Die Schweden erstürmen Erding. (Foto: Renate Schmidt)
Die Schwedenkrieger rauben, brandschatzen und morden. Das Stück ist keine leichte Kost. (Foto: Renate Schmidt)
Eine der letzten Szenen: Erding liegt in Schutt und Asche. (Foto: Renate Schmidt)

Die Fähnler aus Erding, aus Schwaig, Oberding, Siglfing und Wartenberg ziehen unter Trommelschlägen ins Feld, sie marschieren aus der Stadt durchs Tor in die dunkle Nacht, hinein ins Verderben. Die Schwedenspiele bieten beeindruckende Bilder und Szenen. Fackelzüge, Reiter zu Pferd, marodierende Horden, die berührende Sterbeszene eines schwer verwundeten jungen Mannes. Frauen schreien aus Angst, aus Schmerz und Trauer. Manchmal ist das schwer auszuhalten.

Der Schwedenkrieger will Erding in Brand stecken. Da streikt die Fackel.

In den 90 Minuten ohne Pause ist es daher auch ganz gut, wenn ein Satz zumindest für ein wenig Entspannung sorgt. So darf der aktuelle Stadtpfarrer Garmaier als Bürgermeister über den knausrigen Pfarrer im Stück schimpfen, als der beim Thema finanzielle Unterstützung auf den Kurfürsten verweist: "Das denke ich mir, dass die Kirche da wieder mal nach weltlicher Macht ruft."

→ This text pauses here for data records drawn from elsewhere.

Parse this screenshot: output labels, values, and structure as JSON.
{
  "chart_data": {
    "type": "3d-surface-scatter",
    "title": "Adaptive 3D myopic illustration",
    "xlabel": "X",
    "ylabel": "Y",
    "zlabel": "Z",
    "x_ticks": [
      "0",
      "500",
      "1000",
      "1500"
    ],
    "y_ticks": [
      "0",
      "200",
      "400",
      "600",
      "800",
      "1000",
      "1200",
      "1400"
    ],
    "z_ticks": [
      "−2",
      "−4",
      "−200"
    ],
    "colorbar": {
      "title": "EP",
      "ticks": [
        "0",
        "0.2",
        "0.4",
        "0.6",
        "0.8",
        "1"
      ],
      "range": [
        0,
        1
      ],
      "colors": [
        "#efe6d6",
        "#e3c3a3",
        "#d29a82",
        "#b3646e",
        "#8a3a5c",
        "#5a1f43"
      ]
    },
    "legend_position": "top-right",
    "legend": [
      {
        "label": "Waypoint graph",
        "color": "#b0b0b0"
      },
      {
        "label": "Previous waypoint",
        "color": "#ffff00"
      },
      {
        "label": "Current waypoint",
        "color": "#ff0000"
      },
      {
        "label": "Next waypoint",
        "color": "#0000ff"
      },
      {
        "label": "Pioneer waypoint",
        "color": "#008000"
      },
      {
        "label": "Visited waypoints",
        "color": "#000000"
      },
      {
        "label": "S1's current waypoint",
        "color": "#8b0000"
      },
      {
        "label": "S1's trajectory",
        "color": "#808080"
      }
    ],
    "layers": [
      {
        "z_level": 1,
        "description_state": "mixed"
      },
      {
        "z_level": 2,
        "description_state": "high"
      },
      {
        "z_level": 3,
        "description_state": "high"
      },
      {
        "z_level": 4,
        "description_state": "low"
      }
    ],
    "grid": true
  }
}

Es zeigt sich, dass die Schauspieler und Schauspielerinnen bei der Generalprobe mit den Mikros ganz gut zurechtkommen und auch mit dem Text. Alle spielen ganz natürlich, nichts wirkt gekünstelt oder einstudiert. Und sie können improvisieren. Ein Schwedenkrieger zum Beispiel verlässt das ausgeplünderte Erding mit den Worten "Erding soll brennen", allerdings verglimmt die Fackel in seiner Hand. So lauten die letzten Worte eben: "Die Fackel hat nicht gezündet" und weg ist er. Dafür klappt es prima mit dem Einsatz von weißem Rauch und von einem Darsteller, der als lebende Fackel mit brennendem Rücken durchs Bild läuft.

Der Oberbürgermeister persönlich spricht einen längeren Epilog. Fehlerfrei.

Die Schwedenspiele sind harte Kost und nicht ohne Grund wird die Veranstaltung erst für Kinder ab zwölf Jahren empfohlen. Erding liegt am Schluss in Trümmern, und dann kommt auch noch die Pest. Und trotz alledem ist die Stimmung am Ende des Stücks hoffnungsvoll. In einer der letzten Szenen erscheint ein Paar, dreckig und in Lumpen, und die beiden sind sicher: Wir werden Erding wieder aufbauen. Dass sie mit ihrem Optimismus recht haben, betont die letzte Szene. Da schreitet nämlich Oberbürgermeister Max Gotz persönlich durch das Tor am Schönen Turm und spricht zu den Zuschauern von Hoffnung und Zuversicht: Schaut auf die Stadt - Erding hat sich aus Schutt und Asche erhoben. Es ist ein ziemlich langer Monolog. Der OB spricht ihn fehlerfrei.

Aufführungen: Samstag, 25. Juni, Freitag, 24. Juni, Donnerstag, 30. Juni, Donnerstag, 7. Juli, Freitag, 8. Juli, Samstag, 9. Juli, Mittwoch, 13. Juli, Donnerstag, 14. Juli, Freitag, 15. Juli, Samstag, 16. Juli, Donnerstag, 21. Juli, Freitag, 22. Juli, und Samstag, 23. Juli. Beginn ist jeweils um 21 Uhr.